The Online Etymology Dictionary gives the old English meaning of wealth as well being. Its original meaning was analogous to health. Around 1250 wealth changed to mean, “prosperity in abundance of possessions or riches”, a meaning that has very much continued to this day. Western Culture forgot the original ties to health. Money now tells who is “healthy”, so in a perverted sense it does still relate to health but only that those who are wealthy can afford to be healthy.
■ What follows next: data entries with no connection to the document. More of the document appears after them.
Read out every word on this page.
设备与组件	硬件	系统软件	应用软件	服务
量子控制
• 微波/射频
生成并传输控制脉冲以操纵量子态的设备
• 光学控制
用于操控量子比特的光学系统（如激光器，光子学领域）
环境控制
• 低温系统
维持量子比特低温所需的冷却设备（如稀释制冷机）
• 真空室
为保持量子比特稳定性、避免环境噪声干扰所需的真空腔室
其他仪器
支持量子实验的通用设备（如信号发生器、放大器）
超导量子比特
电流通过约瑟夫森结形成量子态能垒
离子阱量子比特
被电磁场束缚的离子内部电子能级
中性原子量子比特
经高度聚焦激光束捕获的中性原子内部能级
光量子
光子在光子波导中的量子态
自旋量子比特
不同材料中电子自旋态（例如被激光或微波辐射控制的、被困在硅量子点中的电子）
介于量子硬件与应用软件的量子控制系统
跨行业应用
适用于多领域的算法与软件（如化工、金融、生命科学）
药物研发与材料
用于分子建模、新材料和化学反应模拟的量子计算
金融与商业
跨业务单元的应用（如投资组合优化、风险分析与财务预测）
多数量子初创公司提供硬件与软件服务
Wealth in the modern sense has no ties to the land – as in believing the land does not have to be converted into an “abundance of possessions or riches”. The land was once like a good friend, who provided and cared for you, just as you would them. If I had a friend who always tried to change me into something else that would make me unhappy or sick, they wouldn’t be my friends. But, when one is not considered an other, but Other, then we can dump millions of gallons of toxins into rivers and into the land, because the land does not exist in a spiritual sense. Western Culture denies the spirit inherent in the world while traditional cultures do.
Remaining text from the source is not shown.